Their analysis showed that, after a mean follow-up of 1.5 years, the mortality among non-AF patients was 16% vs 21% in those with AF. Furthermore, beta-blockers were associated with a 27% reduction in all-cause death among patients without AF. However, among patients with AF, no mortality reduction was found, as a whole, or in any subgroup analyses (by age, sex, LVEF, NYHA class, heart rate, and other medical therapies).

Additionally, beta-blocker use was associated with reductions in cardiovascular (CV) death, first CV hospital admission, and first HF-related hospital admission in those without AF. But in those with AF, no benefit was found in these outcomes.
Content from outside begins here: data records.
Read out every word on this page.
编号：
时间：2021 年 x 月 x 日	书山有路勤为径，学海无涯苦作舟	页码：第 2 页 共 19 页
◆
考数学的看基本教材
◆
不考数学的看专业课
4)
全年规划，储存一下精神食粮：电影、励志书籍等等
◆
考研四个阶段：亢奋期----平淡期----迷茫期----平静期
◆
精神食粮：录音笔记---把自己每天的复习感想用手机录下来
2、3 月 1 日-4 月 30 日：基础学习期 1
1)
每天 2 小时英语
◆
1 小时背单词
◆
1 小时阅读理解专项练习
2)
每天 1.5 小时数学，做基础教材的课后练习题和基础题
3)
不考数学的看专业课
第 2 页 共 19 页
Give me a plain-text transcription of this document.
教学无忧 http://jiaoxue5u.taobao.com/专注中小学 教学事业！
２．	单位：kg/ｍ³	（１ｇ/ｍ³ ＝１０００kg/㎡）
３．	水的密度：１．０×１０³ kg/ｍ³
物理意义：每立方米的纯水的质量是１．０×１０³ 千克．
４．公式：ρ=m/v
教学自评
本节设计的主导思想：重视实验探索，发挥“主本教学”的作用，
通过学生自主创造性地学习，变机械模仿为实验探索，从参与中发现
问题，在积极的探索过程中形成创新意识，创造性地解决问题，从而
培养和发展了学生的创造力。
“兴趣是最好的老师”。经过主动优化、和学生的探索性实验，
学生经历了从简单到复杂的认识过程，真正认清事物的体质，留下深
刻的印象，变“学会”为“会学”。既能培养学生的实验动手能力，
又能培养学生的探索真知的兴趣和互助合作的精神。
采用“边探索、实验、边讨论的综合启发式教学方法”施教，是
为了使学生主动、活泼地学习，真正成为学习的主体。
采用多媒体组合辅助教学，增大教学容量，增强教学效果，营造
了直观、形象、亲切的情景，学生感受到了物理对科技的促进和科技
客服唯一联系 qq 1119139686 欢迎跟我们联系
While Kotecha recommended that a large randomized trial should still be conducted to confirm these findings, he also recommended that "Based on our findings, beta-blockers should not be used preferentially over other rate-control medications and not regarded as standard therapy to improve prognosis in patients with concomitant HF and AF."

Lastly, he noted that there seemed to be "no signal of harm" seen with beta-blockers in patients with AF, suggesting that these patients may still receive beta-blockers for other indications.